The car swerved and bumped wildly on to grass. Bradley. What was Bradley doing at St Michel at near midnight and where was his car?

By the time she had regained control of the Cadillac, the doors of St Michel were wide open and a fleeing figure was hurling itself down the shallow stairs and towards her. She ran from the car.

‘What’s is it? What’s the matter, Allie?’

‘It’s Miss Augusta! She’s plum out of her mind!’

Eden seized the hysterical maid, shaking her violently. ‘What’s happened, Allie? Is Augusta safe?’

‘He was coming for her, Miss Eden! I heard him myself! I heard his voice in the room and then I heard his footsteps on the gravel and then …’

Eden released her and ran into the darkened hall and up the stairs towards Gussie’s room, her heart pounding, filled with an unspeakable fear.

‘Gussie!’ She halted in the doorway, panting for breath.

Gussie was sitting at her dressing table, her face a mixture of rage and pain and blinding relief.

‘What’s happened, Gussie?’

Gussie began to shake. ‘He came for me, Eden. He came for me but Allie was here and then you arrived.’
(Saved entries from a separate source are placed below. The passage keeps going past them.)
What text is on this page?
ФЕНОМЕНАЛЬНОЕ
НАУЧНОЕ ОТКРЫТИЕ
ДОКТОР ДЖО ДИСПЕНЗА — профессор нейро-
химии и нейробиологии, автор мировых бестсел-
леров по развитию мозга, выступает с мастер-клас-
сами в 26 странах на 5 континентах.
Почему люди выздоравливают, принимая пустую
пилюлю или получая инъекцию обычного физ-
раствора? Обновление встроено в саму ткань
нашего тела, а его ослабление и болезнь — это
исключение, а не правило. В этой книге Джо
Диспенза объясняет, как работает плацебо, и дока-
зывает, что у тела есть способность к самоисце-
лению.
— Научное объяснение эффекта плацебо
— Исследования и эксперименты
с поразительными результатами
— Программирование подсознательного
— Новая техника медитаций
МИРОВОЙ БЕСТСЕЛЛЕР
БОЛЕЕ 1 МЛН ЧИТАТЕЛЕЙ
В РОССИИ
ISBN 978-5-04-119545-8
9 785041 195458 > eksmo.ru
Eden pressed a hand against her palpitating heart. ‘Thank God,’ she gasped. ‘Listen Gussie. Allie has left. I’m staying at St Michel tonight. Tomorrow I’m going for Mae. There won’t be another night like this.’

‘But there has to be, Eden!’ Gussie cried fervently. ‘He must come for me! I can’t stand until I’m old waiting and waiting, not able to love anyone else. A prisoner …’

The bottle rattled against the rim of the glass as Eden poured a large brandy.

‘If he comes for you, Gussie, you’ll die.’

Gussie’s tragic eyes met hers. ‘I know,’ she whispered. ‘Oh, Eden! I’m so afraid.’

‘So am I,’ Eden said truthfully, draining the brandy and pouring another for Gussie.

‘Then you believe me? You don’t think I’m mad?’

Eden sat unsteadily on the bed, remembering the dark, powerful figure so clearly held in her headlights.

‘No,’ she said, fighting wave after wave of overwhelming fear. ‘I don’t think you’re mad. I know he’s here. I saw him.’

Gussie rushed to the window, opening it wide. ‘Beau,’ she called vainly. ‘Beau! Beau!’

Eden seized her shoulders. ‘He mustn’t come in, Gussie.’

‘But he’s in torment. All because of me!’

Their eyes held, wide with terror. Then, like children, they clung together and wept.